Researchers are racing to understand what makes it spread so easily between people?
Researchers have identified microscopic features that could make the pathogen more infectious than the SARS virus — and serve as drug targets.
Coronavirus infections approaches 100,000 people worldwide, researchers are racing to understand what makes it spread so easily.
A handful of genetic and structural analyses have identified a key feature of the virus — a protein on its surface — that might explain why it infects human cells so readily.
Other groups are investigating the doorway through which the new coronavirus enters human tissues — a receptor on cell membranes. Both the cell receptor and the virus protein offer potential targets for drugs to block the pathogen, but researchers say it is too early to be sure.
“Understanding transmission of the virus is key to its containment and future prevention,” says David Veesler, a structural virologist at the University of Washington in Seattle, who posted his team’s findings about the virus protein on the biomedical preprint server bioRxiv on 20 February1.
The new virus spreads much more readily than the one that caused severe acute respiratory syndrome, or SARS (also a coronavirus), and has infected more than ten times the number of people who contracted SARS.
Spiky invader
To infect a cell, coronaviruses use a ‘spike’ protein that binds to the cell membrane, a process that’s activated by specific cell enzymes. Genomic analyses of the new coronavirus have revealed that its spike protein differs from those of close relatives, and suggest that the protein has a site on it which is activated by a host-cell enzyme called furin.
This is significant because furin is found in lots of human tissues, including the lungs, liver and small intestines, which means that the virus has the potential to attack multiple organs, says Li Hua, a structural biologist at Huazhong University of Science and Technology in Wuhan, China, where the outbreak began. The finding could explain some of the symptoms observed in people with the coronavirus, such as liver failure, says Li, who co-authored a genetic analysis of the virus that was posted on the ChinaXiv preprint server on 23 February2. SARS and other coronaviruses in the same genus as the new virus don’t have furin activation sites, he says.
The furin activation site “sets the virus up very differently to SARS in terms of its entry into cells, and possibly affects virus stability and hence transmission”, says Gary Whittaker, a virologist at Cornell University in Ithaca, New York. His team published another structural analysis of the coronavirus’s spike protein on bioRxiv on 18 February3.

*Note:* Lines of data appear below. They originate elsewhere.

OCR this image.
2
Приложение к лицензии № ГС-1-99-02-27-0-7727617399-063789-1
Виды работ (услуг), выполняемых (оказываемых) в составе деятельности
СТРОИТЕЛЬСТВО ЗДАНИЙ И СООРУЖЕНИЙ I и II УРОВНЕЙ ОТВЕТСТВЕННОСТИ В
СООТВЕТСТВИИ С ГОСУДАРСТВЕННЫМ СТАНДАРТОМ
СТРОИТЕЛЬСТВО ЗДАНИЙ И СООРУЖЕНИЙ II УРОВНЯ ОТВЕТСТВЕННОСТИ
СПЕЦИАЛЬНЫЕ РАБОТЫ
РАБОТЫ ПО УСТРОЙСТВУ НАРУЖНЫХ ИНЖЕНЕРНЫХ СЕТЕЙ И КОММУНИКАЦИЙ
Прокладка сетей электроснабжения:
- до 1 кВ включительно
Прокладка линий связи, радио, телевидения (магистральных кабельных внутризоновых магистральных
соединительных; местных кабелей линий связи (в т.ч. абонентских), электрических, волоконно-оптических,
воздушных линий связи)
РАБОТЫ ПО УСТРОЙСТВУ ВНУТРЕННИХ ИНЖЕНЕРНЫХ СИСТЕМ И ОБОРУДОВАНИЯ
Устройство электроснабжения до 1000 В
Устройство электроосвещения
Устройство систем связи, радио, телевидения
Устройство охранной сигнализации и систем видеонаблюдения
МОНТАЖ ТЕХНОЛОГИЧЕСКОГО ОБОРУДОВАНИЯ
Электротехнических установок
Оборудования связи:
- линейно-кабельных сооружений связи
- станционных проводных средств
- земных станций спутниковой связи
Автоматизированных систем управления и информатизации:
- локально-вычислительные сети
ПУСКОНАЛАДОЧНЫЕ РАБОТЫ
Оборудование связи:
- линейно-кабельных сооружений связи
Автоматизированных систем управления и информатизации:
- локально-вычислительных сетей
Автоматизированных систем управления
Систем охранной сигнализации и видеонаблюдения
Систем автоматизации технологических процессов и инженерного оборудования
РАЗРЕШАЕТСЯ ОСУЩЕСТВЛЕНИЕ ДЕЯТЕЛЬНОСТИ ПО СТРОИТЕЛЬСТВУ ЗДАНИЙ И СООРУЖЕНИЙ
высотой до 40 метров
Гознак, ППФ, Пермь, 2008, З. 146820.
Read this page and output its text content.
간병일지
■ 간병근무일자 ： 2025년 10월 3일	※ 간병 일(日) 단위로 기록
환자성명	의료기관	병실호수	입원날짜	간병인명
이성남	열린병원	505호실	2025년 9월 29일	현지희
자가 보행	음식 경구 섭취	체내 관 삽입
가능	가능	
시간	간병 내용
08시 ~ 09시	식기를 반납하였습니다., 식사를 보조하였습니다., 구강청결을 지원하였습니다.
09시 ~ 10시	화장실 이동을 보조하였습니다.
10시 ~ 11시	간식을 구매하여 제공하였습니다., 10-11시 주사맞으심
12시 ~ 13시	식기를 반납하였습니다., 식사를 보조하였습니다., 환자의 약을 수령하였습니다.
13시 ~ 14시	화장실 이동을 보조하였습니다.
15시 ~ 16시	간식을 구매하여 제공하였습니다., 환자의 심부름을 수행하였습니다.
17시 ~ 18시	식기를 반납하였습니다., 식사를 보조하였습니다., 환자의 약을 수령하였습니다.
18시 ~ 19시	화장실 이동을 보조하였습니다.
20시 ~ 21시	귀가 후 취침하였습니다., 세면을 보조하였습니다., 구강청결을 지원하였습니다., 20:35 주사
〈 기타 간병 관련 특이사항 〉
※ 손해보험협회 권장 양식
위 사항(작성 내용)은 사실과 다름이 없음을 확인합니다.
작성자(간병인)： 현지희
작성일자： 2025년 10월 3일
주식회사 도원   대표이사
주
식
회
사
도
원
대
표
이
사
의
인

Several other groups have also identified the activation site as possibly enabling the virus to spread efficiently between humans4. They note that these sites are also found in other viruses that spread easily between people, including severe strains of the influenza virus. On these viruses, the activation site is found on a protein called haemagglutinin, not on the spike protein.
Urging caution
But some researchers are cautious about overstating the role of the activation site in helping the coronavirus to spread more easily. “We don’t know if this is going to be a big deal or not,” says Jason McLellan, a structural biologist at the University of Texas at Austin, who co-authored another structural analysis of the coronavirus, which was published in Science on 20 February5.
Other scientists are wary of comparing furin activation sites on flu viruses to those on the new coronavirus. The haemagglutinin protein on the surface of flu viruses isn’t similar or related to the spike protein in coronaviruses, says Peter White, a virologist at the University of New South Wales in Sydney, Australia.
And the flu virus that caused the deadliest recorded pandemic, the 1918 Spanish flu pandemic, doesn’t even have a furin activation site, says Lijun Rong, a virologist at the University of Illinois in Chicago.
Whittaker says studies in cell or animal models are needed to test the activation site’s function. “Coronaviruses are unpredictable, and good hypotheses often turn out to be wrong,” he says. His team is currently testing how removing or modifying the site affects the spike protein’s function.
Drug targets
Li’s team are also looking at molecules that could block furin, which could be investigated as possible therapies. But their progress is slow because of the outbreak. Li lives on campus and is currently the only member able to access his team’s laboratory.
McLellan’s group in Texas has identified another feature that could explain why the new coronavirus infects human cells so successfully. Their experiments have shown that the spike protein binds to a receptor on human cells — known as angiotensin-converting enzyme 2 (ACE2) — at least ten times more tightly than does the spike protein in the SARS virus.
Veesler’s team also found that the spike protein binds with high affinity to the ACE2 receptor, which suggests that the receptor is another potential target for vaccines or therapies. For example, a drug that blocks the receptor might make it harder for coronavirus to enter cells.